You wouldn’t think that Kozma was a good baseball player by looking at him, but he’s quickly turning into one. He only has around 50 games of big league experience, but has hit well and has also played well defensively. The Cardinals can’t ask for much more than that.
It’s unclear as to where he fits into the big picture for St. Louis, but a strong 2013 could at least earn him the starting role again for next season.
Throughout the offseason, A.J. Pollock probably didn’t think he had much of a chance of making the Opening Day roster with the Arizona Diamondbacks. Although Arizona traded Justin Upton, free agent Cody Ross took his spot in the outfield. Adam Eaton also seemed ready to make the full-time jump to the big leagues.

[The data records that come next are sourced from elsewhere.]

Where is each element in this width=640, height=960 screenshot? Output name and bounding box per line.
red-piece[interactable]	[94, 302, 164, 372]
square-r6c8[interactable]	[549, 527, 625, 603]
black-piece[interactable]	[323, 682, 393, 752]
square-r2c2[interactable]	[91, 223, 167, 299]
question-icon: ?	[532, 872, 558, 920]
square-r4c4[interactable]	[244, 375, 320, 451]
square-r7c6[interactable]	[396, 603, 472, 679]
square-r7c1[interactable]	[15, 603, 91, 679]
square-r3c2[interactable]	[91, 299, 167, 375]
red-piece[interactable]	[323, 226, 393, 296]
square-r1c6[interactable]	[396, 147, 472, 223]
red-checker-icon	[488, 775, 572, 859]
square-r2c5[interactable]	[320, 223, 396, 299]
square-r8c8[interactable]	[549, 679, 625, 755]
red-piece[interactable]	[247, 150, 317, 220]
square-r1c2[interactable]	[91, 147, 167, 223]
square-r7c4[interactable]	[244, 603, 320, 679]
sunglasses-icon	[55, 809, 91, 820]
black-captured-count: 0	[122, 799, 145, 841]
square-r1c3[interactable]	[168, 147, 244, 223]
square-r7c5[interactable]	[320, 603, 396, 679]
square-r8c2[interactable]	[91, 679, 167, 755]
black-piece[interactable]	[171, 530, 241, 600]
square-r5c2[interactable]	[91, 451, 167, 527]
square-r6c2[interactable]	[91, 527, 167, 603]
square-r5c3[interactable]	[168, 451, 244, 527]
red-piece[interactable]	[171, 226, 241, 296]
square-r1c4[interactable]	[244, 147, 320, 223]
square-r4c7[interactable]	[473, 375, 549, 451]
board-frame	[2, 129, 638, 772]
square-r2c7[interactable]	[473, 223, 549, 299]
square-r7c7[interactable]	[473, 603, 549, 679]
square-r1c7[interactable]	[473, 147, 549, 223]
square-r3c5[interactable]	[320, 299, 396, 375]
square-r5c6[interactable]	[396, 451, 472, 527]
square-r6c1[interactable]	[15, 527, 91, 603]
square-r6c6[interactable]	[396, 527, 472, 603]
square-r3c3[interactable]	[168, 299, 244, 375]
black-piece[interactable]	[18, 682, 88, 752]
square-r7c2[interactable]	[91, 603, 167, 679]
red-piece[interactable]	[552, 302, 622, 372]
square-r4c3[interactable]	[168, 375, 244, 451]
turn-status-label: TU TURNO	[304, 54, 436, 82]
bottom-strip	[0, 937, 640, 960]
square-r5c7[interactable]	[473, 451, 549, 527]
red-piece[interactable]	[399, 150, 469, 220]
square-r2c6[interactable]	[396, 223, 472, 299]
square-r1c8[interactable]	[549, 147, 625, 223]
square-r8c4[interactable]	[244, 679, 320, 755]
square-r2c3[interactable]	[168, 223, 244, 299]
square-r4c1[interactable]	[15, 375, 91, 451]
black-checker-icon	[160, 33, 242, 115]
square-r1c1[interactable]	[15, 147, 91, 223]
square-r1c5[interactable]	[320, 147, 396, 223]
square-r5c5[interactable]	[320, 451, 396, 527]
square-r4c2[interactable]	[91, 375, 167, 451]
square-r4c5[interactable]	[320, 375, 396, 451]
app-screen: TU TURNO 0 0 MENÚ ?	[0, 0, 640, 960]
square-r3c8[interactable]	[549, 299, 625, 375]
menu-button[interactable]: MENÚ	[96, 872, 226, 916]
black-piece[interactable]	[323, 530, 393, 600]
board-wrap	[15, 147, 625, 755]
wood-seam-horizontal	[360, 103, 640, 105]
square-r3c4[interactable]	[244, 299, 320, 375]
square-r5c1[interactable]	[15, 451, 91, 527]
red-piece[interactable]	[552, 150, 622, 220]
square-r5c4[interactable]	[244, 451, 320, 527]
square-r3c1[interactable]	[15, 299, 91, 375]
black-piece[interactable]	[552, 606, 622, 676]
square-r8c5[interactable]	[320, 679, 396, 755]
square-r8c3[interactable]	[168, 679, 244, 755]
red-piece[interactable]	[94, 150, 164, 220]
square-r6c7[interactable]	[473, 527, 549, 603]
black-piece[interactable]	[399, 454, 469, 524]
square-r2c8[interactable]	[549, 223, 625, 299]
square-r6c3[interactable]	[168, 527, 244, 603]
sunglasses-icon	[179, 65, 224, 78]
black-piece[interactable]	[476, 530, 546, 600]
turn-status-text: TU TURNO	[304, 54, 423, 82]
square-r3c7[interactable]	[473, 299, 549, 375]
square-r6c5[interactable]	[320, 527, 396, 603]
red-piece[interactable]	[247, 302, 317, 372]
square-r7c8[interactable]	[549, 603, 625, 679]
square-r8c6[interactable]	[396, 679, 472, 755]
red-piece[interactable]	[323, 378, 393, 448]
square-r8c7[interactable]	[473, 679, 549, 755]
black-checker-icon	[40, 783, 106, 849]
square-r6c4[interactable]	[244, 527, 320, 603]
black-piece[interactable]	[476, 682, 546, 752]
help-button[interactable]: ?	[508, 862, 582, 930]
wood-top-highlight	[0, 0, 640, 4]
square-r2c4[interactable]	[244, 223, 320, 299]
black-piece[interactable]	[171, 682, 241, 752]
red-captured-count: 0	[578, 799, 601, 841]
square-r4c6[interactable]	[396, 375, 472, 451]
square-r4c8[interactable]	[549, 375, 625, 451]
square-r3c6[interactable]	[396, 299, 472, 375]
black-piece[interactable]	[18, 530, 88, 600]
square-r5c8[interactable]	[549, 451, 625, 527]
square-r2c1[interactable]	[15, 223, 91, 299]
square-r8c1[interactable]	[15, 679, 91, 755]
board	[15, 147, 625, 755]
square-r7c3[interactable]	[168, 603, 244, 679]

But injuries to Ross and Eaton opened up a slot for Pollock to play on a regular basis. One of the top prospects within the organization, Pollock has risen quickly through the Arizona minor league system and made his major league debut last season. He wasn’t fantastic, but he got the job done. Now, he has to prove that he’s worthy of staying in the big leagues once the two outfielders get healthy.
There aren’t many stars that play for the Colorado Rockies, but Josh Rutledge could certainly be added to that short list depending on how he plays this season. Rutledge had been so impressive in the minor leagues that Colorado promoted him to the Rockies after just around 200 games on the farm.
Last season, Rutledge hit .274/.306/.469 with eight home runs and 37 RBI in 73 games. For a rookie with limited time, those numbers aren’t bad at all and they definitely show the type of potential he has. Playing a full season, Rutledge could put together a solid batting line with around 15-20 home runs.
If he could only work on his defense, he could quickly become one of the better second basemen in baseball.
The Los Angeles Dodgers have gone all out over the last nine months or so, stockpiling as much talent as possible through trades, free agency and international signings. While the Dodgers added an ace in Zack Greinke, they also picked up one of the best left-handers on the open market, Hyun-Jin Ryu.
Ryu had pitched very well internationally and captured the attention of many big league general mangers. The Dodgers won the bidding for him and managed to sign him before the deadline passed.
Although he didn’t look very good in spring training, he’s put together a couple of solid starts to begin his rookie season. No one knows what he’s truly capable of yet, but so far, he looks like he could eventually be the third ace in the Los Angeles starting rotation.
The San Diego Padres may have one of the top up-and-coming players on their hands in Jedd Gyorko. Coming into the season, Gyorko was one of the top prospects in the organization and seemed ready to make the big league team.
After spring training, injuries to Chase Headley and Logan Forsythe created an opportunity with the starting second baseman role on the Opening Day roster.
It shouldn’t have surprised anyone. In 92 Triple-A games last season, Gyorko was a mammoth, hitting .328/.380/.588 with 24 home runs and 83 RBI. He just absolutely destroyed minor league pitching and the Padres felt comfortable giving him the opportunity to hit major league pitching in 2013.
Although it’s still very early, he has plenty of potential and could be in the running for NL Rookie of the Year later in the season.
The San Francisco Giants already have a bunch of star players, so it’s tough to pinpoint one that isn’t really one yet. It appears that while Brandon Crawford is a very solid option at shortstop, he could absolutely improve and become one of the best in the game.
Crawford has just two years of major league experience, but has already made a big difference with the Giants. He’s very good defensive shortstop, but his offensive game needs some work. He’s a career .236/.299/.338 hitter that doesn’t have much power or much speed. If he could get on base more often in 2013, either through getting hits or increasing his walk rate, Crawford would be on the track to stardom.